A recent cost-sensitive rough set approach was put forward in [115]. The crux of this method is that the information granules are sensitive to test costs while approximations are sensitive to decision costs, respectively; in this way, the construction of the rough set model takes into account both the test cost and the decision cost simultaneously. This new model is called cost-sensitive rough set and is based on decision-theoretic rough sets. In [132], the authors combine sequential three-way decisions and cost-sensitive learning to solve the face recognition problem; this is particularly interesting since in real-world face recognition scenarios, different kinds of misclassifications will lead to different costs [155, 294].

Other studies focused on the cost-sensitive learning problem from an RST perspective are presented in [84, 113, 253, 254]; these works have considered both the test cost and the decision cost. Attribute reduction based on test-cost-sensitivity has been quite well investigated [74, 86, 106, 114, 115, 133, 163, 164, 166, 296].

4 Reference Categorization

Table 1 lists the different RST studies according to the ML tasks they perform.

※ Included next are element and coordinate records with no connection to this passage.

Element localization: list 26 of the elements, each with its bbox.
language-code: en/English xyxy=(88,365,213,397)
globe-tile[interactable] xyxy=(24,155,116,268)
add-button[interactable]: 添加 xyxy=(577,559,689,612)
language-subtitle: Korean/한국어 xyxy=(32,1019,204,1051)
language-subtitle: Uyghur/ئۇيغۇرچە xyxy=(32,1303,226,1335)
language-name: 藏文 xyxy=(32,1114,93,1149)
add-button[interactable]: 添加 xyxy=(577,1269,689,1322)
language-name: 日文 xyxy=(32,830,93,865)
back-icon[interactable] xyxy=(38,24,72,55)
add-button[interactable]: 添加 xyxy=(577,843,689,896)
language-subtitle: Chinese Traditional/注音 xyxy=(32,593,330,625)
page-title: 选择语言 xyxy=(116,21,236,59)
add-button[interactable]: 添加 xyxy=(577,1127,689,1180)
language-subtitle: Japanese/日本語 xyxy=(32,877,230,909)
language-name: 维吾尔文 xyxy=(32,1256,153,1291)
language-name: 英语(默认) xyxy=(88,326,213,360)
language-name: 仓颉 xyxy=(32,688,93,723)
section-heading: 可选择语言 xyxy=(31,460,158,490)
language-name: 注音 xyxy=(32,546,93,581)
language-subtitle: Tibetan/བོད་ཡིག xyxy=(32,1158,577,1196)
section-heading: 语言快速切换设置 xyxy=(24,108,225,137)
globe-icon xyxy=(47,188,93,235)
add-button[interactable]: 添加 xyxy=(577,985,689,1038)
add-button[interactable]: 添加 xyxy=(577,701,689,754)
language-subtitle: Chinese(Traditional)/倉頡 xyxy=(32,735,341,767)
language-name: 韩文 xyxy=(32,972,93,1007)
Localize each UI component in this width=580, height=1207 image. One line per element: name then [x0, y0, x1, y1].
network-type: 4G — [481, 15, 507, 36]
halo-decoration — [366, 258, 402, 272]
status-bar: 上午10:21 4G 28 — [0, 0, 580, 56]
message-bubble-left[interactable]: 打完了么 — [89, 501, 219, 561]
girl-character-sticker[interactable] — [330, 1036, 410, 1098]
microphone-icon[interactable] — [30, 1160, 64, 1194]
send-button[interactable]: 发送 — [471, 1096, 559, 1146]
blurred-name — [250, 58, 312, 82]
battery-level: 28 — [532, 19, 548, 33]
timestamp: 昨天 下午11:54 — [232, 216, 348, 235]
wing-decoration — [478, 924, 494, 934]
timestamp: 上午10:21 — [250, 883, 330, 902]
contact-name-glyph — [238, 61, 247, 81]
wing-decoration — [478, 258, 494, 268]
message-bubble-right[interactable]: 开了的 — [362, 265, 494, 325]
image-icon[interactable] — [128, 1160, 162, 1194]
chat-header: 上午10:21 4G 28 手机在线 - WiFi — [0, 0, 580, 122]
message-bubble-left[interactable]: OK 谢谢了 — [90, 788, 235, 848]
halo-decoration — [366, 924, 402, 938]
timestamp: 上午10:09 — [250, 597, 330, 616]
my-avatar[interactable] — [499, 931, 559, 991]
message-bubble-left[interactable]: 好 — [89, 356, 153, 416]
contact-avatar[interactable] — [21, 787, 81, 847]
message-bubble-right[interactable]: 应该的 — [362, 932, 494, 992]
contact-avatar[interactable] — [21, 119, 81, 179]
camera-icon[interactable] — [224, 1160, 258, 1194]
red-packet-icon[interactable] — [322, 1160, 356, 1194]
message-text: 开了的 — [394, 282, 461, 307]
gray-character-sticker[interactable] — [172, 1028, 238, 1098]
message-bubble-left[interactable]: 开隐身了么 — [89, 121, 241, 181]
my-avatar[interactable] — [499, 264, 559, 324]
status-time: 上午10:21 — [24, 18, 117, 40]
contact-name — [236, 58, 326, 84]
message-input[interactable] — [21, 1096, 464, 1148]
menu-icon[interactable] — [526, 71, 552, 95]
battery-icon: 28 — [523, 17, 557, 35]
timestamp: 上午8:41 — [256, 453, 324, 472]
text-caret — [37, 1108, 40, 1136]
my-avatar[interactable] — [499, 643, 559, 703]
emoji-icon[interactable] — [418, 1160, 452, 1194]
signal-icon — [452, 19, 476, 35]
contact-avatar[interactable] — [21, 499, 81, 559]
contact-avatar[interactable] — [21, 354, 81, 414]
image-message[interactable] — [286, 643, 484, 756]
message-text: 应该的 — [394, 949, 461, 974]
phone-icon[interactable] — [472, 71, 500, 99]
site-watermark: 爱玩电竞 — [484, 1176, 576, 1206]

Table 1 Rough sets in machine learning

5 Conclusions

We have reported on hundreds of successful attempts to tackle different ML problems using RST. These approaches touch all components of the knowledge discovery process, ranging from data preprocessing to descriptive and predictive knowledge induction. Aside from the well-known RST strengths in identifying inconsistent information systems, calculating reducts to reduce the dimensionality of the feature space or generating an interpretable rule base, we have walked the reader through more recent examples that show the redefinition of some of the RST’s building blocks to make it a suitable approach for handling special ML scenarios characterized by an imbalance in the available class data, the requirement to classify a pattern into one or more predefined labels, the dynamic processing of data streams, the need to manage large volumes of static data or the management of misclassification/test costs. All of these efforts bear witness to the resiliency and adaptability of the rough set approach, thus making it an appealing choice for solving non-conventional ML problems.